I. LES FAITS En date du 14 Septembre 2009, la 48ème Législature en sa dernière session ordinaire a, conformément à l'article 282.1 de la Constitution, déclaré aux termes d'une résolution formelle « QU'IL Y A LIEU D'AMENDER LA CONSTITUTION DE 1987 ». Cette Déclaration d'amendement, rappelons-le, n'a suggéré aucune modification au caractère libéral de la constitution puisque les acquis relatifs aux droits de l'homme et à l'éminente dignité de la personne humaine ne s'en trouvent pas affectés. Aussi, a-t-elle respecté le caractère « pur et dur » d'une norme constitutionnelle impérative puisqu'aucune atteinte au caractère démocratique et républicain de l'Etat n'a été constatée. En date du 9 Mai 2011, la 49ème Législature, à sa première session, conformément aux articles 283, 284 et 284.1 de la Constitution, a statué sur l'amendement proposé et a adopté la première loi constitutionnelle portant amendement de la Constitution de 1987. Cette loi, devons-nous souligner, a postulé de grandes innovations en ce qu'elle permet la pluripatridie, en ce qu'elle renforce le principe de l'équité de genre, en ce qu'elle fait du Premier Ministre le remplaçant du Président de la République en cas de vacances présidentielles en lieu et place du Président de la Cour de Cassation, en ce qu'elle institue le Conseil constitutionnel comme « juge de la constitutionnalité de la loi, des règlements et des actes administratifs du Pouvoir exécutif ». Cette loi, régulièrement adoptée, a été publiée au journal officiel de la République d'Haïti le vendredi 13 Mai 2011 sous le gouvernement de Monsieur René Garcia PREVAL, Président de la République. Il a été pourtant constaté que le document publié n'est pas celui adopté par l'Assemblée nationale le 9 Mai 2011. Un véritable imbroglio juridique !

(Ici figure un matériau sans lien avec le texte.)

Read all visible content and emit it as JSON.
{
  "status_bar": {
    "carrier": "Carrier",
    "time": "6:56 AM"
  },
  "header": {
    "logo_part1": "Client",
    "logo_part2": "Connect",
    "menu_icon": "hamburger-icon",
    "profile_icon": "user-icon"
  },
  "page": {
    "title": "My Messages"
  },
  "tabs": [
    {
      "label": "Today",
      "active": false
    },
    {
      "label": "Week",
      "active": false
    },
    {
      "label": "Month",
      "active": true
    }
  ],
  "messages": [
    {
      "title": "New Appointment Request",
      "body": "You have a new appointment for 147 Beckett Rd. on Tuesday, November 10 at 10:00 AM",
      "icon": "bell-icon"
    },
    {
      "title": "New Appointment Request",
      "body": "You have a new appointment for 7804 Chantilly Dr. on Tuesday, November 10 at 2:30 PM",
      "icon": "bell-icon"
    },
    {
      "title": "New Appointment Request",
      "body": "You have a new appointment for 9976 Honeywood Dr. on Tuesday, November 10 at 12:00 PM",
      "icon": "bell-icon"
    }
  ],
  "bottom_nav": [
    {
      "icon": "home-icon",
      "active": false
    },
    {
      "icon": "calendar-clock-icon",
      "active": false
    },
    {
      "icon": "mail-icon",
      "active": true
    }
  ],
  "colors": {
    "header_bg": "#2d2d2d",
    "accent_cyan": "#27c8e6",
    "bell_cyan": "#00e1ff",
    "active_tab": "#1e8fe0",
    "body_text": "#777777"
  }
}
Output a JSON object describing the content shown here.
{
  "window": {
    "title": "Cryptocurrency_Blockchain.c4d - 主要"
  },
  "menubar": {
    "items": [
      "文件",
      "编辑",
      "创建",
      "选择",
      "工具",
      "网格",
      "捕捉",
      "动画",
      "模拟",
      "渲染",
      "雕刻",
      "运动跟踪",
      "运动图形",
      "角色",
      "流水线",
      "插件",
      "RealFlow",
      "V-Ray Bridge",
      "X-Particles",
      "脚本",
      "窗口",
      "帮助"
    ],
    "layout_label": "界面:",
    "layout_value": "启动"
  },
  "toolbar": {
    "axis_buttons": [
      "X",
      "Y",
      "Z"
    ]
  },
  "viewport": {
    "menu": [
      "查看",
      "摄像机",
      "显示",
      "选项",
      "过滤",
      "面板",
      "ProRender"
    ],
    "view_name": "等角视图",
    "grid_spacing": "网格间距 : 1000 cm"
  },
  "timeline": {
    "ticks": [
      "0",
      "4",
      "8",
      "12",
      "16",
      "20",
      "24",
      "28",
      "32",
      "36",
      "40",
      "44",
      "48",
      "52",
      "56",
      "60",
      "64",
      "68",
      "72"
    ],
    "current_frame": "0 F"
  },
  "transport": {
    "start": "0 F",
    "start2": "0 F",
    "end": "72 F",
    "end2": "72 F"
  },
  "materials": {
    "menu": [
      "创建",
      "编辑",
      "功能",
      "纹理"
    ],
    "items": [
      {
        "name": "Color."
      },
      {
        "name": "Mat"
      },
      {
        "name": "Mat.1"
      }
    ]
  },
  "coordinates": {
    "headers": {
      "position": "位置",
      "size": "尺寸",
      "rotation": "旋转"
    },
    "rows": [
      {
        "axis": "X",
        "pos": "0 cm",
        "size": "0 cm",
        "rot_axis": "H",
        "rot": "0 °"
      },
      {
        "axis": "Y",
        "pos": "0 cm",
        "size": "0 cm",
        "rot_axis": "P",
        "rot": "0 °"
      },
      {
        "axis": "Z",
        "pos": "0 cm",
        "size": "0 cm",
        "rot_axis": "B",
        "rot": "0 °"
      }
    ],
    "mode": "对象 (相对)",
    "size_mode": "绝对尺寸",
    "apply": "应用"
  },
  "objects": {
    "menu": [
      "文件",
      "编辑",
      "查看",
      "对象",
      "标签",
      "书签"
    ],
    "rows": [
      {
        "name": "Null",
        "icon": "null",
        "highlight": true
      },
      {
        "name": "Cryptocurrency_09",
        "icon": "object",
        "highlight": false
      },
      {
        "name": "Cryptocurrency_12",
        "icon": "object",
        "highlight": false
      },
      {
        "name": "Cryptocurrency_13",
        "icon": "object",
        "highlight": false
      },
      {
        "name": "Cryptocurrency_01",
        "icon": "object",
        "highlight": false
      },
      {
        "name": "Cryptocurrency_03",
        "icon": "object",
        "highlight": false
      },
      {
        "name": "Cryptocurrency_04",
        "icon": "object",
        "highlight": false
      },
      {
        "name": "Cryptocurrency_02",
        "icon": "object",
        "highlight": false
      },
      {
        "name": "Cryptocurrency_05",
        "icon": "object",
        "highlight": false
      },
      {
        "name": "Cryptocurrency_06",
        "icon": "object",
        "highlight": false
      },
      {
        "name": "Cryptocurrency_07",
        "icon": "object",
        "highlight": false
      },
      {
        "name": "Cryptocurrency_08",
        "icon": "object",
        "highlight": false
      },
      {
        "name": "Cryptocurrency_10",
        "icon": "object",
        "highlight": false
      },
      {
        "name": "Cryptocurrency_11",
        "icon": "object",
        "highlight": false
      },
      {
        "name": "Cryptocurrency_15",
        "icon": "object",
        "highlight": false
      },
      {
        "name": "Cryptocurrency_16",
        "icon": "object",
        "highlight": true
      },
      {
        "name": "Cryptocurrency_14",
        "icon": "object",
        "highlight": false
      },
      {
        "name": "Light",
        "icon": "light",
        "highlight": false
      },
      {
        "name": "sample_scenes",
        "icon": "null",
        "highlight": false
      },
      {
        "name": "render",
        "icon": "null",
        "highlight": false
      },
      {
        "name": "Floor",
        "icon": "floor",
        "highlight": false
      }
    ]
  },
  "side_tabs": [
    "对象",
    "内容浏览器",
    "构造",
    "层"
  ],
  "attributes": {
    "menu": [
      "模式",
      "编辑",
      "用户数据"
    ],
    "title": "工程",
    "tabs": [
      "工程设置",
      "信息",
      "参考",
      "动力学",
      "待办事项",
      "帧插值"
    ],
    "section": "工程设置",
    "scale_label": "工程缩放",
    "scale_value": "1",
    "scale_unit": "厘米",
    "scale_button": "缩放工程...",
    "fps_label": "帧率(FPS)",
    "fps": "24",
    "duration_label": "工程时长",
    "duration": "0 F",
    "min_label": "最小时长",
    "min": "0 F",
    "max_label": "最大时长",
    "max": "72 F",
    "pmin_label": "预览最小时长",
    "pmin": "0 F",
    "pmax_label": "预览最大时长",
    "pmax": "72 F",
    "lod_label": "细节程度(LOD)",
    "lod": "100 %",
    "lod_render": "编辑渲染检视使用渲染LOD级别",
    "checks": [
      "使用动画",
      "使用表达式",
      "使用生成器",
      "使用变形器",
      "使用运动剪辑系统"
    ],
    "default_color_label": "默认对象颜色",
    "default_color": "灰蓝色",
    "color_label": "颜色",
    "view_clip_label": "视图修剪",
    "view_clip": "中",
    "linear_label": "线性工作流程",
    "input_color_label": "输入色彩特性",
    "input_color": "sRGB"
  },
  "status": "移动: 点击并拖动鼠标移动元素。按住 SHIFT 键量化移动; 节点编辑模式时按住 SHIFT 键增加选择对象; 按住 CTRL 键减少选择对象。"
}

II. ANALYSE D'entrée de jeu, nous avançons sans réserve qu'il serait superflu d'évoquer la thèse de la conformité du processus d'adoption de la loi constitutionnelle du 9 Mai 2011 à la procédure tracée par la constitution, puisque la Déclaration d'amendement a été faite en temps utile et la loi constitutionnelle qui en résulte adoptée dans le délai prescrit par la loi mère. Ainsi, la loi constitutionnelle du 9 Mai 2011, pour avoir été coulée dans le moule procédural prescrit à cet effet, est valide et échappe en conséquence à toute censure de nullité. Cette validité, devons-nous souligner, s'impose aux pouvoirs publics, aux nationaux et aux citoyens tant pour le présent que pour l'avenir.
Que doit-on maintenant faire au constat de tant d'erreurs matérielles, voire substantielles, dans l'acte de publication ? Celles-ci peuvent-elles entrainer la nullité de la loi constitutionnelle adoptée ou celle de l'acte de publication ?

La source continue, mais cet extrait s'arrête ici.